然而,百裏遲被頭發掩著的兩鬢,已是冷汗淋漓。他在賭,拿自己的性命在賭。


    “使者何必動怒?聖者也是為了大局著想。”夜行老鬼見狀出聲道。


    百裏遲冷哼一聲,沒有說話。


    “私自動手是我不對,但簫中玉枉死,還請使者主持公道!”龍幽痛心疾首道。


    百裏遲心想,這簫中玉可是與龍幽齊名的左右手,他不能不在乎。


    “什麽!簫尊者居然……居然……”百裏遲“大為震驚”。


    接著,龍幽把簫中玉如何“枉死”的事情闡述了一遍,免不了添油加醋一番。


    百裏遲故作傷心道:“這件事情我已明了,待我迴去一定一字不落告訴主上,且不要輕舉妄動,以免壞了主上大計。”

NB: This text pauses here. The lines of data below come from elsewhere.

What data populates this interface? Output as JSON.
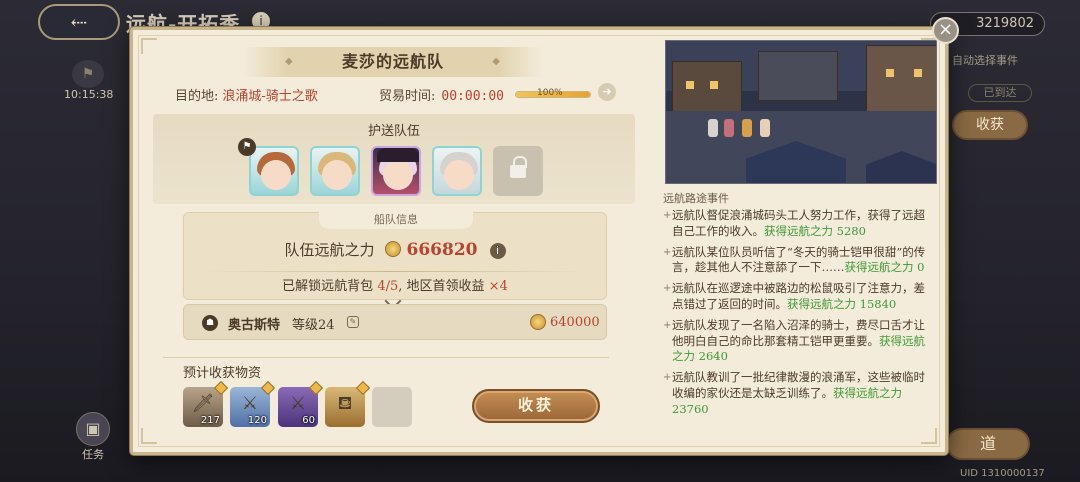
{
  "background": {
    "screen_title": "远航-开拓季",
    "currency": "3219802",
    "timer": "10:15:38",
    "auto_select": "自动选择事件",
    "arrived_badge": "已到达",
    "collect_label": "收获",
    "task_label": "任务",
    "road_button": "道",
    "uid": "UID 1310000137"
  },
  "dialog": {
    "title": "麦莎的远航队",
    "destination_label": "目的地:",
    "destination": "浪涌城-骑士之歌",
    "trade_time_label": "贸易时间:",
    "trade_time": "00:00:00",
    "progress_percent": 100,
    "progress_text": "100%",
    "escort_title": "护送队伍",
    "escort_members": [
      "hero-1",
      "hero-2",
      "hero-3",
      "hero-4"
    ],
    "escort_locked_slots": 1,
    "fleet": {
      "tab_label": "船队信息",
      "power_label": "队伍远航之力",
      "power_value": "666820",
      "unlock_label": "已解锁远航背包",
      "unlock_value": "4/5",
      "separator": ",",
      "first_claim_label": "地区首领收益",
      "first_claim_value": "×4"
    },
    "captain": {
      "name": "奥古斯特",
      "level": "等级24",
      "power": "640000"
    },
    "expected_title": "预计收获物资",
    "items": [
      {
        "icon": "sword-icon",
        "count": "217"
      },
      {
        "icon": "blade-icon",
        "count": "120"
      },
      {
        "icon": "magic-blade-icon",
        "count": "60"
      },
      {
        "icon": "lantern-icon",
        "count": ""
      },
      {
        "icon": "empty-slot",
        "count": ""
      }
    ],
    "collect_button": "收获",
    "events_title": "远航路途事件",
    "events": [
      {
        "text": "远航队督促浪涌城码头工人努力工作，获得了远超自己工作的收入。",
        "reward": "获得远航之力 5280"
      },
      {
        "text": "远航队某位队员听信了“冬天的骑士铠甲很甜”的传言，趁其他人不注意舔了一下……",
        "reward": "获得远航之力 0"
      },
      {
        "text": "远航队在巡逻途中被路边的松鼠吸引了注意力，差点错过了返回的时间。",
        "reward": "获得远航之力 15840"
      },
      {
        "text": "远航队发现了一名陷入沼泽的骑士，费尽口舌才让他明白自己的命比那套精工铠甲更重要。",
        "reward": "获得远航之力 2640"
      },
      {
        "text": "远航队教训了一批纪律散漫的浪涌军，这些被临时收编的家伙还是太缺乏训练了。",
        "reward": "获得远航之力 23760"
      }
    ]
  }
}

    “恭送使者。”幾人齊齊出聲,百裏遲飛身而去。


    “聖者,你可看清了使者的容貌?”一個拿著銅鼓的男子操著生硬的漢文說道。


    “這裏荒郊野外,又沒有月光,怎麽能看清!”龍幽說道,真是氣人,一個使者居然這麽大架子,就是主上見了他,也要禮讓三分呐。


    “此人身份確實可疑。”夜行老鬼盯著百裏遲消失的地方。


    “我總覺得他是個男人。”夜驚風說道。


    “幸而我對他說得半真半假,有所保留,即便他是假冒的,也休想從我口中拿走半點有用的情報。”龍幽並不擔憂他說的這番話有什麽價值,倒是他才受了傷,否則一定攔下眼前這個使者看看他的真容。


    百裏遲安然離開,鬆了一口氣,眼下先找個地方休息,明日一早迴塢石國時再把探得的消息說與常無涯聽,想必依他之能,定然有所斬獲。


    他視常無涯為摯友,二人又同為塢石國效勞,隻是今日這種冒險,以後可不能隨便就去了。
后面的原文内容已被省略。